LabVIEW
Convert NI-9477 To 24V Sourcing Output
@JScherer wrote:
@RTSLVU wrote:
Here's some ideas on driving 24V devices with your DIO...
Thanks for the designs. However, these look more complicated than what the other diagram I posted looked like. Is what I posted earlier the "open collector," option? Is there a reason to use the MOSFET or Bipolar designs over this one?
Your other diagram is not equivalent and not useful for this situation. As you can see this is to define the inactive potential of a switch to a digital input. If the switch is open, a (minimal) current path is provided to pull the digital input up and make it a defined voltage. Many digital inputs when left open, will float somewhere around half of the supply voltage, which is in an area where they are not defined to operate with a defined logic level. That can make them oscillate and that will not only create a random digital signal to the rest of the circuit but will often also result in high currents in the input stage of the digital input that can even destroy the circuit (although most digital circuits are protected nowadays against that but the potential random oscillating signal is bad enough).
A pull-up on a digital OUTPUT to drive a load is useless. You would have to use a pull-up that has the same impedance as your load and this will result that your load only sees half of the supply voltage, and hence operate likely in a bad operating range. And to switch of the load you would switch on the digital output which now has to pull all the current from the pull-up resistor. This means:
state your load pull-up resistor
digital output off operates at half Vsupply also half Vsupply and dissipates the same amount of power as your load
digital output on switched off full VSupply over it and dissipates 4 times the power the load had.
So you have following very bad disadvantages:
- When your load is switched off you dissipate 4 times as much energy in the pull-up resistor as you need to operate your load
- When your load is switched on your pull-up resistor still needs to dissipate the same amount of energy as your load
- This will most likely mean that you need a VERY heavy resistor depending on the load you try to control.
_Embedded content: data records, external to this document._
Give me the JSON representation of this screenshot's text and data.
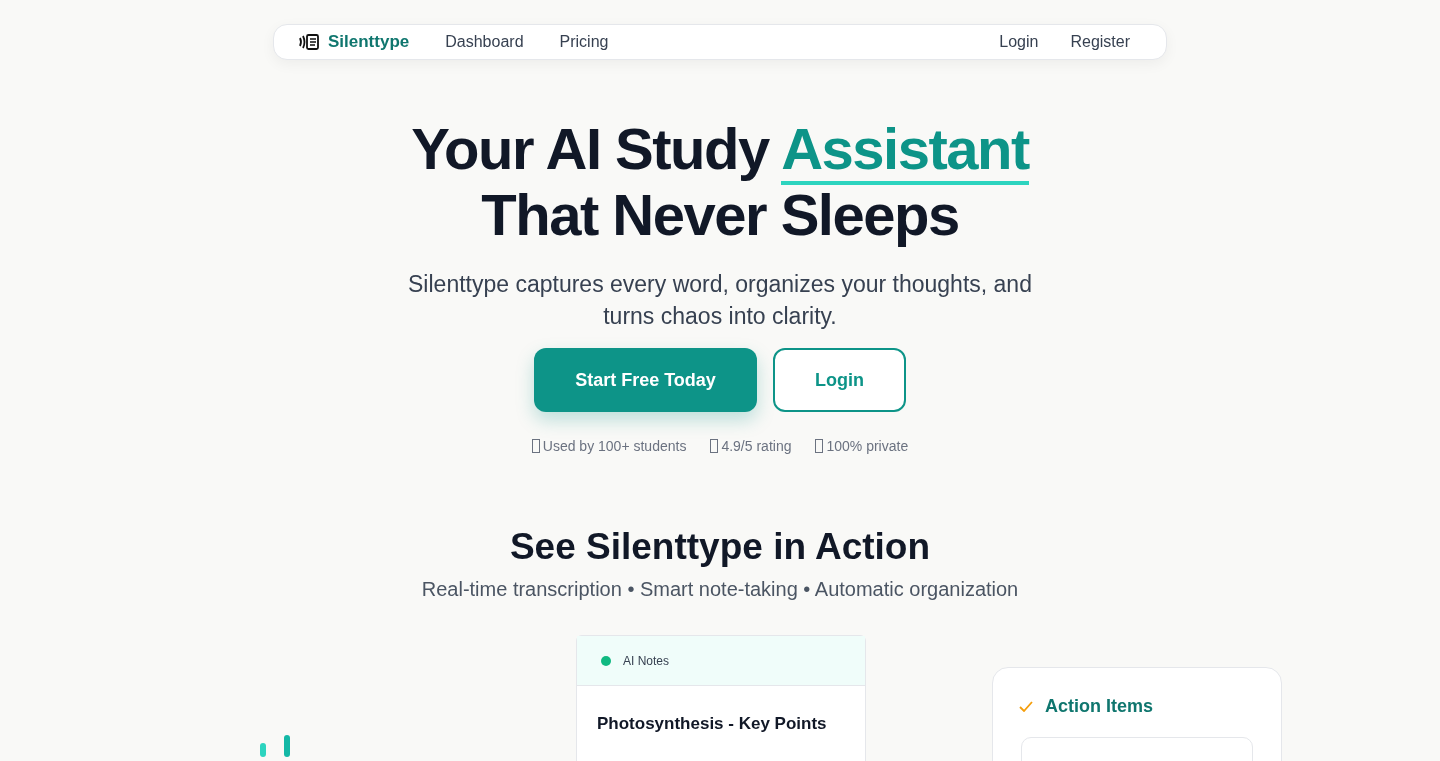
{
  "nav": {
    "brand": "Silenttype",
    "links": [
      {
        "label": "Dashboard"
      },
      {
        "label": "Pricing"
      }
    ],
    "auth": [
      {
        "label": "Login"
      },
      {
        "label": "Register"
      }
    ]
  },
  "hero": {
    "headline": [
      {
        "text": "Your AI Study ",
        "kind": "plain"
      },
      {
        "text": "Assistant",
        "kind": "highlight"
      },
      {
        "text": "That Never Sleeps",
        "kind": "break"
      }
    ],
    "subtitle": "Silenttype captures every word, organizes your thoughts, and turns chaos into clarity.",
    "buttons": [
      {
        "label": "Start Free Today",
        "kind": "primary"
      },
      {
        "label": "Login",
        "kind": "outline"
      }
    ],
    "stats": [
      {
        "text": "Used by 100+ students"
      },
      {
        "text": "4.9/5 rating"
      },
      {
        "text": "100% private"
      }
    ]
  },
  "demo": {
    "title": "See Silenttype in Action",
    "subtitle": "Real-time transcription • Smart note-taking • Automatic organization",
    "notes_card": {
      "label": "AI Notes",
      "color": "#10b981",
      "heading": "Photosynthesis - Key Points"
    },
    "actions_card": {
      "heading": "Action Items"
    }
  }
}
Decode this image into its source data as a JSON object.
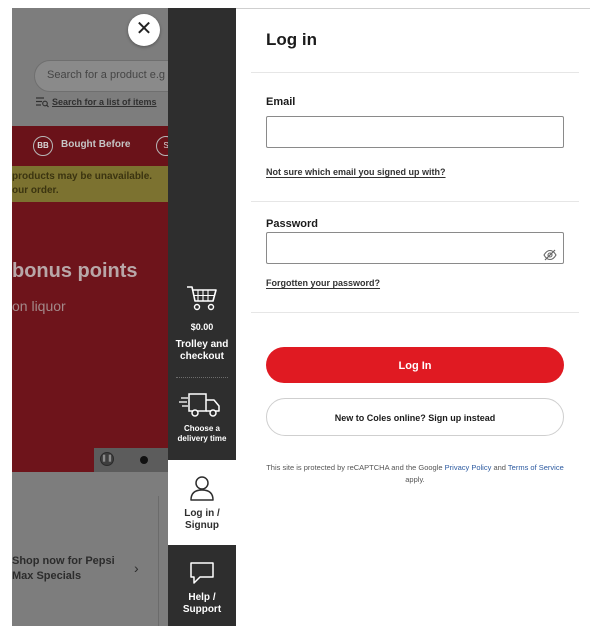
{
  "background": {
    "search_placeholder": "Search for a product e.g",
    "search_list_link": "Search for a list of items",
    "nav_badge": "BB",
    "nav_label": "Bought Before",
    "nav_badge2": "S",
    "warning_line1": "products may be unavailable.",
    "warning_line2": "our order.",
    "hero_heading": "bonus points",
    "hero_sub": "on liquor",
    "promo_line1": "Shop now for Pepsi",
    "promo_line2": "Max Specials"
  },
  "close_label": "✕",
  "sidebar": {
    "trolley_amount": "$0.00",
    "trolley_line1": "Trolley and",
    "trolley_line2": "checkout",
    "delivery_line1": "Choose a",
    "delivery_line2": "delivery time",
    "login_line1": "Log in /",
    "login_line2": "Signup",
    "help_line1": "Help /",
    "help_line2": "Support"
  },
  "login": {
    "title": "Log in",
    "email_label": "Email",
    "email_value": "",
    "email_help_link": "Not sure which email you signed up with?",
    "password_label": "Password",
    "password_value": "",
    "forgot_link": "Forgotten your password?",
    "login_button": "Log In",
    "signup_button": "New to Coles online? Sign up instead",
    "recaptcha_prefix": "This site is protected by reCAPTCHA and the Google",
    "privacy_link": "Privacy Policy",
    "recaptcha_and": "and",
    "terms_link": "Terms of Service",
    "recaptcha_suffix": "apply."
  },
  "colors": {
    "brand_red": "#e01a22",
    "sidebar_bg": "#2e2e2e",
    "link_blue": "#2c5aa0"
  },
  "icons": [
    "close-icon",
    "search-list-icon",
    "trolley-icon",
    "delivery-truck-icon",
    "user-icon",
    "help-chat-icon",
    "eye-slash-icon",
    "pause-icon"
  ]
}
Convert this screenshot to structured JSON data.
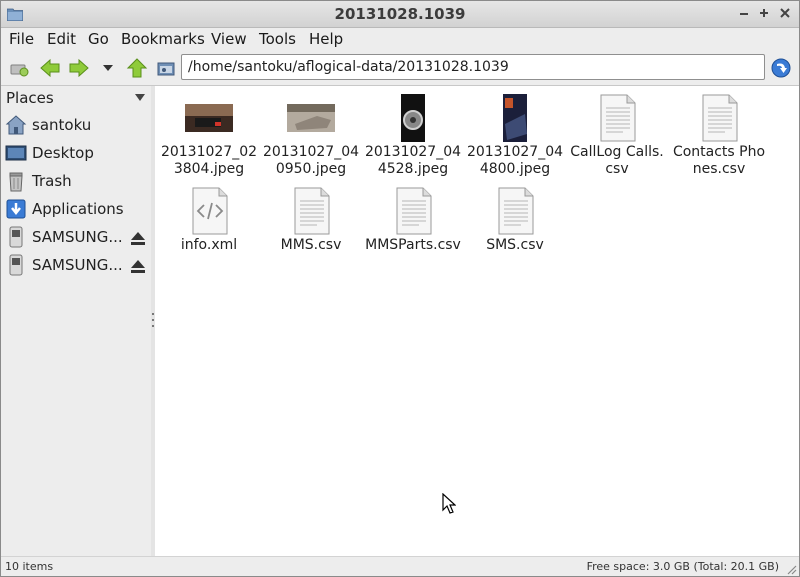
{
  "window": {
    "title": "20131028.1039"
  },
  "menubar": {
    "items": [
      "File",
      "Edit",
      "Go",
      "Bookmarks",
      "View",
      "Tools",
      "Help"
    ]
  },
  "toolbar": {
    "path": "/home/santoku/aflogical-data/20131028.1039"
  },
  "sidebar": {
    "header": "Places",
    "items": [
      {
        "label": "santoku",
        "icon": "home-icon"
      },
      {
        "label": "Desktop",
        "icon": "desktop-icon"
      },
      {
        "label": "Trash",
        "icon": "trash-icon"
      },
      {
        "label": "Applications",
        "icon": "applications-icon"
      },
      {
        "label": "SAMSUNG...",
        "icon": "drive-icon"
      },
      {
        "label": "SAMSUNG...",
        "icon": "drive-icon"
      }
    ]
  },
  "files": [
    {
      "name": "20131027_023804.jpeg",
      "icon": "image-thumbnail"
    },
    {
      "name": "20131027_040950.jpeg",
      "icon": "image-thumbnail"
    },
    {
      "name": "20131027_044528.jpeg",
      "icon": "image-thumbnail"
    },
    {
      "name": "20131027_044800.jpeg",
      "icon": "image-thumbnail"
    },
    {
      "name": "CallLog Calls.csv",
      "icon": "text-document-icon"
    },
    {
      "name": "Contacts Phones.csv",
      "icon": "text-document-icon"
    },
    {
      "name": "info.xml",
      "icon": "xml-document-icon"
    },
    {
      "name": "MMS.csv",
      "icon": "text-document-icon"
    },
    {
      "name": "MMSParts.csv",
      "icon": "text-document-icon"
    },
    {
      "name": "SMS.csv",
      "icon": "text-document-icon"
    }
  ],
  "statusbar": {
    "item_count": "10 items",
    "free_space": "Free space: 3.0 GB (Total: 20.1 GB)"
  },
  "colors": {
    "accent": "#3a7bd5",
    "toolbar_arrow": "#7fbf2f"
  }
}
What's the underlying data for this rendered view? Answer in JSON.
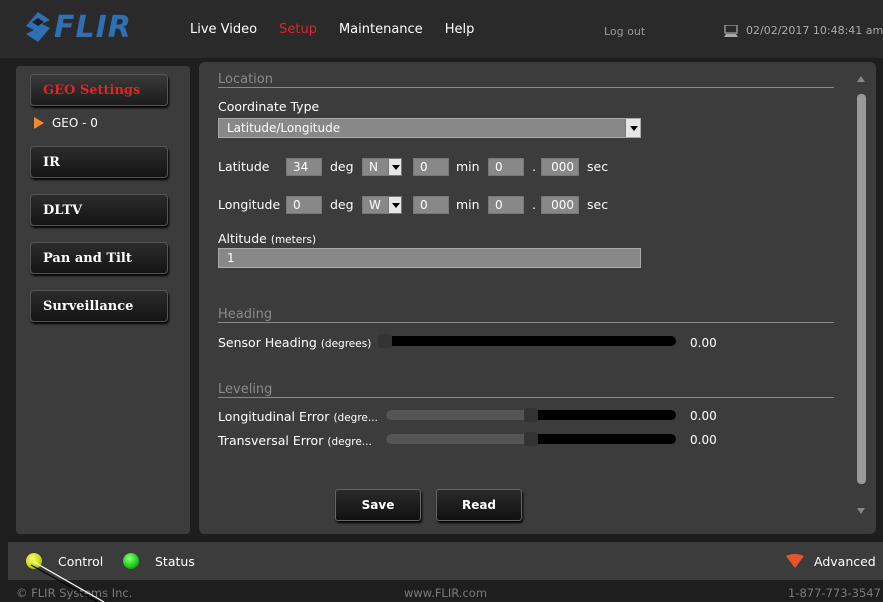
{
  "header": {
    "logo_text": "FLIR",
    "nav": [
      "Live Video",
      "Setup",
      "Maintenance",
      "Help"
    ],
    "active_nav": "Setup",
    "logout": "Log out",
    "datetime": "02/02/2017 10:48:41 am"
  },
  "sidebar": {
    "items": [
      {
        "label": "GEO Settings",
        "active": true
      },
      {
        "label": "IR"
      },
      {
        "label": "DLTV"
      },
      {
        "label": "Pan and Tilt"
      },
      {
        "label": "Surveillance"
      }
    ],
    "subitem": "GEO - 0"
  },
  "location": {
    "title": "Location",
    "coord_type_label": "Coordinate Type",
    "coord_type_value": "Latitude/Longitude",
    "latitude": {
      "label": "Latitude",
      "deg": "34",
      "deg_unit": "deg",
      "hemisphere": "N",
      "min": "0",
      "min_unit": "min",
      "sec": "0",
      "dot": ".",
      "sec_frac": "000",
      "sec_unit": "sec"
    },
    "longitude": {
      "label": "Longitude",
      "deg": "0",
      "deg_unit": "deg",
      "hemisphere": "W",
      "min": "0",
      "min_unit": "min",
      "sec": "0",
      "dot": ".",
      "sec_frac": "000",
      "sec_unit": "sec"
    },
    "altitude_label": "Altitude",
    "altitude_unit": "(meters)",
    "altitude_value": "1"
  },
  "heading": {
    "title": "Heading",
    "sensor_label": "Sensor Heading",
    "sensor_unit": "(degrees)",
    "sensor_value": "0.00",
    "sensor_level": 0.0
  },
  "leveling": {
    "title": "Leveling",
    "long_label": "Longitudinal Error",
    "long_unit": "(degre...",
    "long_value": "0.00",
    "long_level": 0.5,
    "trans_label": "Transversal Error",
    "trans_unit": "(degre...",
    "trans_value": "0.00",
    "trans_level": 0.5
  },
  "actions": {
    "save": "Save",
    "read": "Read"
  },
  "statusbar": {
    "control": "Control",
    "status": "Status",
    "advanced": "Advanced"
  },
  "footer": {
    "copyright": "© FLIR Systems Inc.",
    "website": "www.FLIR.com",
    "phone": "1-877-773-3547"
  },
  "colors": {
    "accent": "#e0242a",
    "logo": "#2f6fb3",
    "led_control": "#d8e000",
    "led_status": "#18c818"
  }
}
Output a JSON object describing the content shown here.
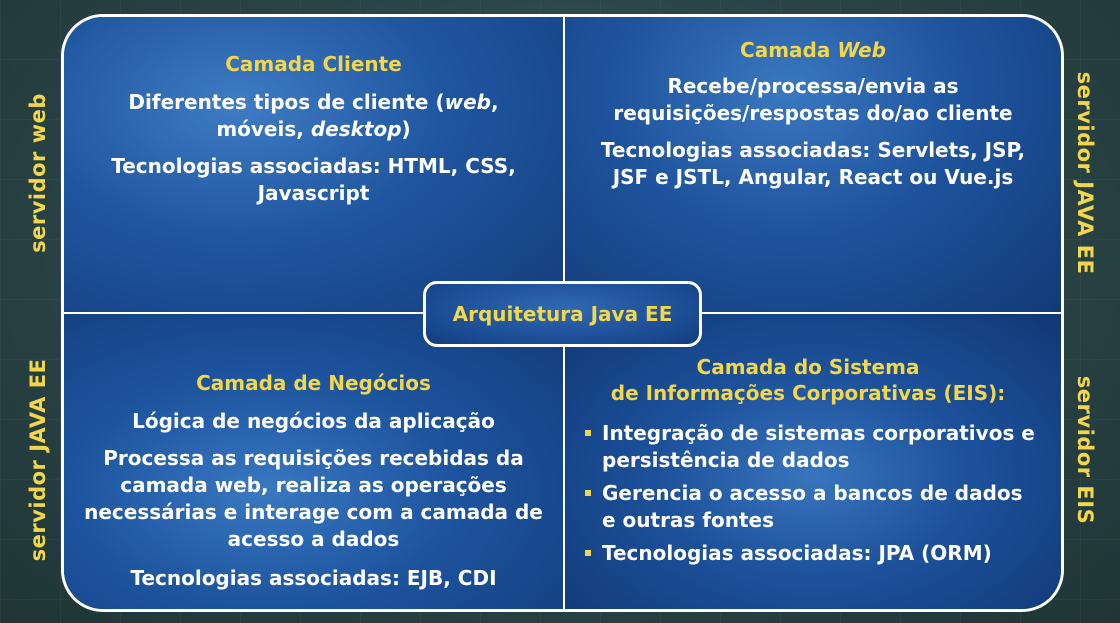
{
  "side_labels": {
    "left_top": "servidor web",
    "left_bottom": "servidor JAVA EE",
    "right_top": "servidor JAVA EE",
    "right_bottom": "servidor EIS"
  },
  "center": {
    "label": "Arquitetura Java EE"
  },
  "client_layer": {
    "title": "Camada Cliente",
    "desc_prefix": "Diferentes tipos de cliente (",
    "desc_web": "web",
    "desc_middle": ", móveis, ",
    "desc_desktop": "desktop",
    "desc_suffix": ")",
    "tech": "Tecnologias associadas: HTML, CSS, Javascript"
  },
  "web_layer": {
    "title_prefix": "Camada ",
    "title_italic": "Web",
    "desc": "Recebe/processa/envia as requisições/respostas do/ao cliente",
    "tech": "Tecnologias associadas: Servlets, JSP, JSF e JSTL, Angular, React ou Vue.js"
  },
  "business_layer": {
    "title": "Camada de Negócios",
    "desc1": "Lógica de negócios da aplicação",
    "desc2": "Processa as requisições recebidas da camada web, realiza as operações necessárias e interage com a camada de acesso a dados",
    "tech": "Tecnologias associadas: EJB, CDI"
  },
  "eis_layer": {
    "title_line1": "Camada do Sistema",
    "title_line2": "de Informações Corporativas (EIS):",
    "bullets": [
      "Integração de sistemas corporativos e persistência de dados",
      "Gerencia o acesso a bancos de dados e outras fontes",
      "Tecnologias associadas: JPA (ORM)"
    ]
  },
  "colors": {
    "accent": "#f2d64b",
    "panel": "#1f56a0",
    "background": "#2a4446"
  }
}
- The current your digital switch will need to pull is double the current your load needs to operate
- In order to operate your load at its nominal voltage you need double the voltage supply which only makes the power dissipation even worse.
- You could reduce that doubling of the voltage supply by choosing a smaller pull-up resistor than what your load is but that will only make the ratio between the power dissipated in the pull-up resistor when your load is switched off to when it is switched on even worse.
Basically a passive logic level inverter through a pull-up resistor is a perfect heater!!!!!!!
So i have a few questions:
- What sort of load is it? What are the specs? Voltage = 24V, Current = ???, Minimum operating voltage?
- Why does this load have to be driven by a sinking output? What makes it need to have its other pole connected to Vsupply?